Straw Urges Iran to Take Putin's Offer

Moscow Times:
British Foreign Secretary Jack Straw urged Tehran on Tuesday to seriously consider Russia's offer to enrich Iran's uranium in an effort to end its nuclear standoff with countries that want to refer it to the UN Security Council.

But Straw also said that he hoped the International Atomic Energy Agency, the UN nuclear watchdog, would decide during its emergency meeting on Feb. 2-3 to refer the nuclear standoff to the UN Security Council.

Straw said the European allies were open to resuming talks with Iran if it suspended uranium enrichment activities. He urged Iranian leaders to "look much more seriously" at a compromise proposal offered by President Vladimir Putin.
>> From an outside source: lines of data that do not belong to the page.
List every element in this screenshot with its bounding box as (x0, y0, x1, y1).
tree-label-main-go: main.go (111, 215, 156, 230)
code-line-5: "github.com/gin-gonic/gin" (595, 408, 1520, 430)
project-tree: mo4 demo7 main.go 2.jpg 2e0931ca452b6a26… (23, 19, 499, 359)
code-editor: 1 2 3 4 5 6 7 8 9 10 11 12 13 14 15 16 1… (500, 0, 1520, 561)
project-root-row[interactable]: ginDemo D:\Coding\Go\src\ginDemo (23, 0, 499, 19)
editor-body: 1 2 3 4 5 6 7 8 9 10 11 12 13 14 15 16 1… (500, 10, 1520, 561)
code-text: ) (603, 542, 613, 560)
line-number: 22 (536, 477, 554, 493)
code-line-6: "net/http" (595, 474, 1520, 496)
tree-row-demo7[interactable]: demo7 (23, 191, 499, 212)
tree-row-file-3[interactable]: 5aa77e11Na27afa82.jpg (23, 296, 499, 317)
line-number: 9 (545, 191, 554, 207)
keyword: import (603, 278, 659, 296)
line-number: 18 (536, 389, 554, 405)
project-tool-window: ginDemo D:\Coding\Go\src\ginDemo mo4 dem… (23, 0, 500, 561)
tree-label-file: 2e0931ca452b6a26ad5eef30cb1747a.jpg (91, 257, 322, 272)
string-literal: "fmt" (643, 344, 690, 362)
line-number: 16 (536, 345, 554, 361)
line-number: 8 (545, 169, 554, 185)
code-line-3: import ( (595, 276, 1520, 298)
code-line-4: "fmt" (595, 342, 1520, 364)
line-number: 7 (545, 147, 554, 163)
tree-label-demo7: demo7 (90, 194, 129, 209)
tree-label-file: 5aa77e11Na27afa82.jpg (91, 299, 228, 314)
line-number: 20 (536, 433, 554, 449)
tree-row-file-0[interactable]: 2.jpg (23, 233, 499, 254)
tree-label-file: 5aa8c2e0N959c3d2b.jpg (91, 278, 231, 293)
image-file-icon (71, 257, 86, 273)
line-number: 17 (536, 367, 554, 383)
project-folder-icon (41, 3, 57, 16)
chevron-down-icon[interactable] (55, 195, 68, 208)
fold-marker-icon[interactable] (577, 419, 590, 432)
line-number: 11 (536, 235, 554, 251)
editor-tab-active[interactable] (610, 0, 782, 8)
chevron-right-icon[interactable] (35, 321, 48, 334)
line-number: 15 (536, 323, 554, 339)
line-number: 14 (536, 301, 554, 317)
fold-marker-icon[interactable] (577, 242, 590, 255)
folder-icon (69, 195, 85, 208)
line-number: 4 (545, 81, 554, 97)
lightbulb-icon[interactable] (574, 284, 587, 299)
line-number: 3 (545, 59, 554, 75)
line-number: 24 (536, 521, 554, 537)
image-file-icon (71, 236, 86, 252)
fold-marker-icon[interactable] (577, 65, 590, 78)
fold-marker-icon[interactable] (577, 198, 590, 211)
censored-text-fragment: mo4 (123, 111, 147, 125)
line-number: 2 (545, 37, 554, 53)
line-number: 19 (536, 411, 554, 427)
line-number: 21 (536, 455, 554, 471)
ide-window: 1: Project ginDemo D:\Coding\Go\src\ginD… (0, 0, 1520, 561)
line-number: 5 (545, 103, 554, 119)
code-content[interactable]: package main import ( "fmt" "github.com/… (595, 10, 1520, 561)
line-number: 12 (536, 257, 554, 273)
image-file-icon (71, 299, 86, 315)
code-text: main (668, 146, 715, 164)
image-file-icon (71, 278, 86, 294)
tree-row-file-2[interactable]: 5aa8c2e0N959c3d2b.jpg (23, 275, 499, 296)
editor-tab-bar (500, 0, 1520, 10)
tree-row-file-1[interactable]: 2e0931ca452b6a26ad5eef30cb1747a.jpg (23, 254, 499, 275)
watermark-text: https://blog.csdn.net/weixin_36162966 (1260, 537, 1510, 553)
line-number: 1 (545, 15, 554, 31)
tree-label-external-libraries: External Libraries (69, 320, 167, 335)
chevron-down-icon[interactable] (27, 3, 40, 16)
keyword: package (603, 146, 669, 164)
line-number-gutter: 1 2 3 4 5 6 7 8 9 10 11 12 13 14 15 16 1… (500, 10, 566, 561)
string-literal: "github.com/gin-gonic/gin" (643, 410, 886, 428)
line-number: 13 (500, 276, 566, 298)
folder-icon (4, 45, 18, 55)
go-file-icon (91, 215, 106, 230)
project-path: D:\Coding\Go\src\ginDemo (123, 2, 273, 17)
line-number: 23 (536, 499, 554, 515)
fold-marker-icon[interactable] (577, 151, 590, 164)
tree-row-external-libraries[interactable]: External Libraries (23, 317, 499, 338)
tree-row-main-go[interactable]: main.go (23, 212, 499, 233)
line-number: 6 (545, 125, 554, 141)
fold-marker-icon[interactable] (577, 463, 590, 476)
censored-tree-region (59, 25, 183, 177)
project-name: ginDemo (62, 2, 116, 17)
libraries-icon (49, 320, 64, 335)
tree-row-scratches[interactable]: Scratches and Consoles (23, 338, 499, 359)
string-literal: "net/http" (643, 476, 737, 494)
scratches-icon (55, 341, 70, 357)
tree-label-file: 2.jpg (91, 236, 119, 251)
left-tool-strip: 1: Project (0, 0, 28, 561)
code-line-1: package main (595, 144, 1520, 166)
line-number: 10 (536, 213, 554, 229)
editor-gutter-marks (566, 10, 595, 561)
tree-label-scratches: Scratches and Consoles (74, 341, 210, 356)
Putin has proposed having Iran's uranium enriched in Russia, then returned to Iran for use in the country's reactors -- a compromise that would provide more oversight and ease tensions.

But haggling has continued over the specifics of the proposal, including Tehran's proposal to have China involved in the Russian enrichment process. Iranian Ambassador to Russia Gholamreza Ansari said Tuesday that Iran was waiting for "several clarifications" from Moscow regarding the Russian proposal, Itar-Tass reported.

A European official said Monday that the Iranian and Russian officials would discuss the possibility of allowing Iran to conduct small-scale experimental enrichment itself if it agreed to move all industrial production to Russia. The official demanded anonymity in exchange for discussing confidential details of the negotiations.


Iran's top nuclear negotiator, Ali Larijani, was to meet with Russian officials in Moscow on Tuesday evening.

In a televised interview in Tehran before his departure, Larijani said Iran was ready for compromise but dismissed Western concerns about the country's nuclear activities.

"We have not closed the path to compromise," he told the BBC. "Talks in which they want to impose certain pressures will not be constructive."

"I am surprised they are so sensitive about nuclear research in Iran," he said, according to an English translation of his comments. "We've said this before. Our research is on a laboratory scale, a small scale. If they want guarantees of no diversion of nuclear fuel, we can reach a formula acceptable to both sides in talks." READ MORE

Also Tuesday, Iranian Deputy Foreign Minister Mehdi Safari met in Moscow with the head of the Federal Atomic Energy Agency, Sergei Kiriyenko.

Ending a 15-month commitment, Iran removed IAEA seals from equipment Jan. 10 and announced it would restart experiments, including what it described as small-scale enrichment -- a move that led the so-called EU3 to call for the Feb. 2 emergency board session.

While the Europeans believe they have enough votes to get Iran hauled to the Security Council on Feb. 2, they want broad support, including from key developing countries as well as from skeptics Russia and China.

Meanwhile, a group of Russian scientists said that enriching uranium for Iran's nuclear program in Russia would not necessarily prevent Tehran from making nuclear weapons.

"Any sovereign country with an atomic power plant on its territory can doubtless develop nuclear weapons, and Russia's offer to enrich uranium does not make a principal difference," said Valery Volkov, a senior scientist at the All-Russia Scientific Research Institute of Atomic Machine-Building.

He spoke at a news conference discussing technology designed to create nuclear power without using fissile materials.